Imagine you want to bake a cake yourself. How would you calculate the cost? You might go to the supermarket to check the price of flour per pound, eggs per piece, and sugar and butter per pack. Adding up the costs of these core ingredients, the material cost for one cake might only be a dozen yuan. This is the "First Principles" cost.

But if you buy one from a bakery, it sells for over a hundred yuan. Why? Because the price includes rent, baker's wages, utilities, brand premium, marketing expenses, and the owner's profit. This price of over a hundred yuan is a price dictated by the "pricing model." It's not determined by "how much does it cost to make a cake at minimum," but rather by "my location, my brand, and how much the bakery next door is selling it for."

Elon Musk applies this "meticulous accounting" approach to batteries.

He didn't look at how much other companies were selling batteries for, but instead asked a fundamental question: "What are the most basic raw materials that constitute a battery?"

The answer is: lithium, nickel, cobalt, manganese, aluminum, graphite, steel... and so on.

Then, he had his team check the market prices of these metal raw materials at the London Metal Exchange, just like we check the prices of flour and eggs at the supermarket. They did the math and found that if all the metal raw materials needed to manufacture a battery pack were purchased and piled together, the total cost was surprisingly low.

So why are batteries sold to consumers so expensive in the end?

This is where the "pricing model" comes into play:

  1. The Multi-layered, Value-Added Supply Chain: A battery isn't produced by a single factory. Mining companies sell to smelters, smelters sell to cathode/anode material manufacturers, material manufacturers sell to cell manufacturers (like CATL, LG), and cell manufacturers then sell to car companies. Every link in this chain needs to make a profit, adding a layer of margin. It's like a cake: from the farmer growing wheat, to the flour mill grinding it, then to wholesalers, and finally to the bakery, each layer takes a cut, and the price naturally goes up.
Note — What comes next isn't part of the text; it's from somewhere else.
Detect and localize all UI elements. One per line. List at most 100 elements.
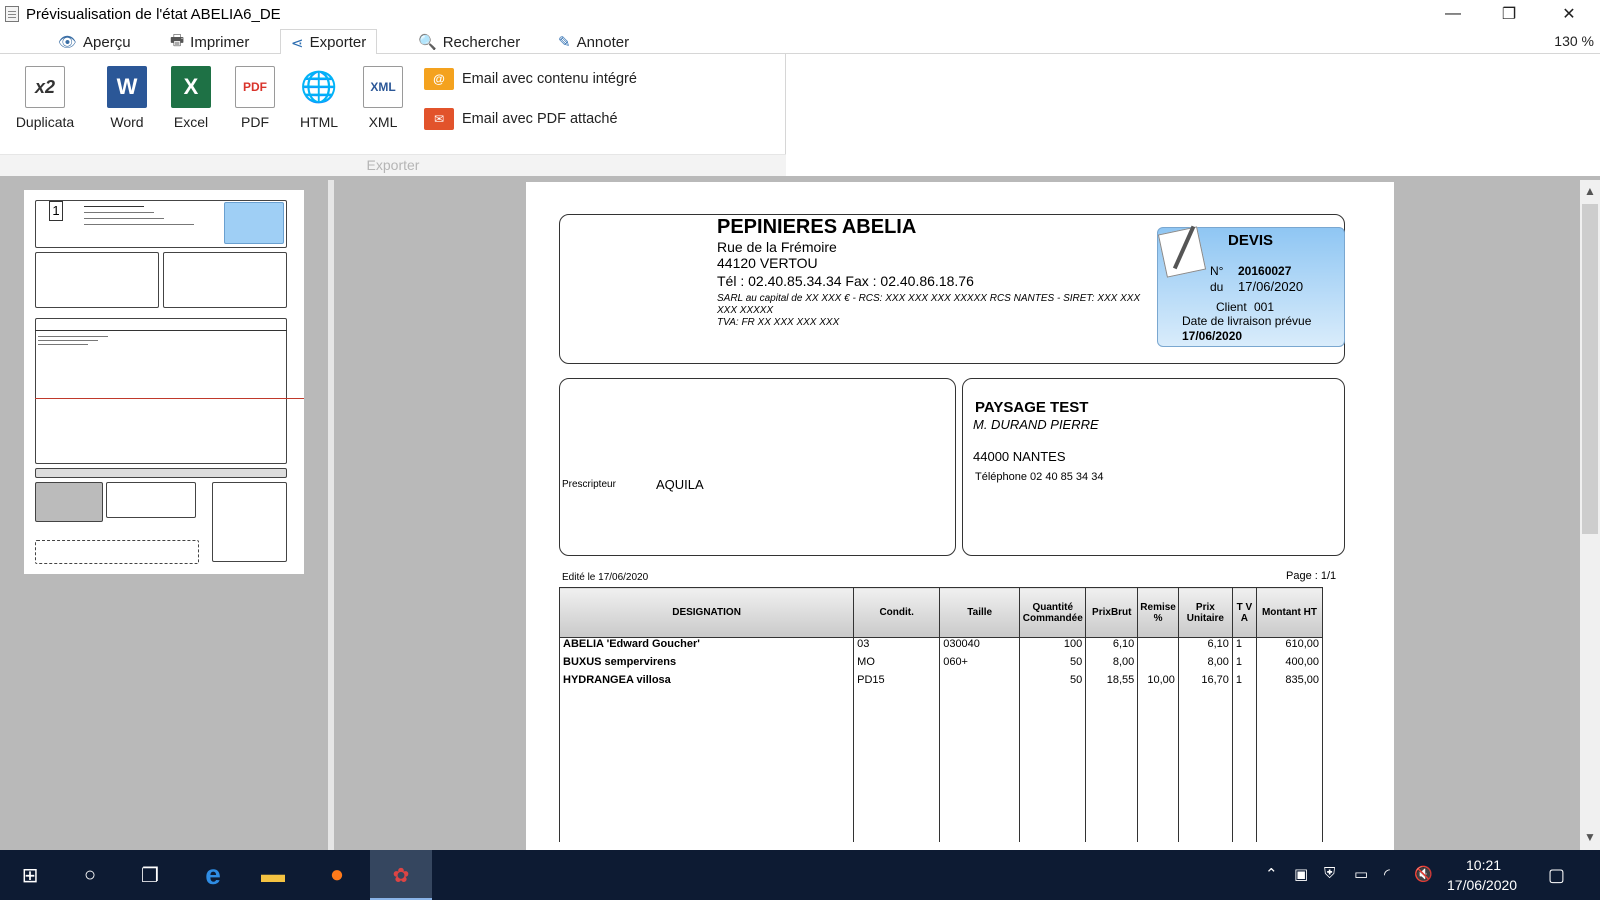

  2. Pricing Based on "Value" Rather Than "Cost": In the early days of electric vehicles, battery manufacturers' pricing logic wasn't "my cost is 100, add 20 profit, sell for 120." Instead, it was "How much fuel money can you save by using my battery? Your car, because it uses my high-performance battery, can be sold for more than competitors'. Alright, I'll take a portion of that 'value'." They priced based on gasoline prices and competitors' prices, not on their own raw material costs. This led to artificially inflated prices.

So Elon Musk believes that the "physical cost" of batteries itself isn't that expensive; it's the industry's outdated, inefficient supply chain and pricing models that make it so expensive.

His solution is also straightforward: since intermediaries are adding layers of cost, he decided to do it all himself or shorten the supply chain as much as possible. This is the fundamental reason he built "Gigafactories" — to bring in raw materials and complete most of the processes, from material refining to the final battery pack, directly in one factory, cutting out all unnecessary intermediaries and profits.

In summary: Musk believes that the true cost of a battery should be infinitely close to "a pile of raw materials + the most efficient processing fees," whereas the market price at the time was "a pile of raw materials + profits from N intermediaries + brand premium + value-based pricing referencing oil prices." What he aims to do is eliminate those inflated components and bring the price back to its "true cost."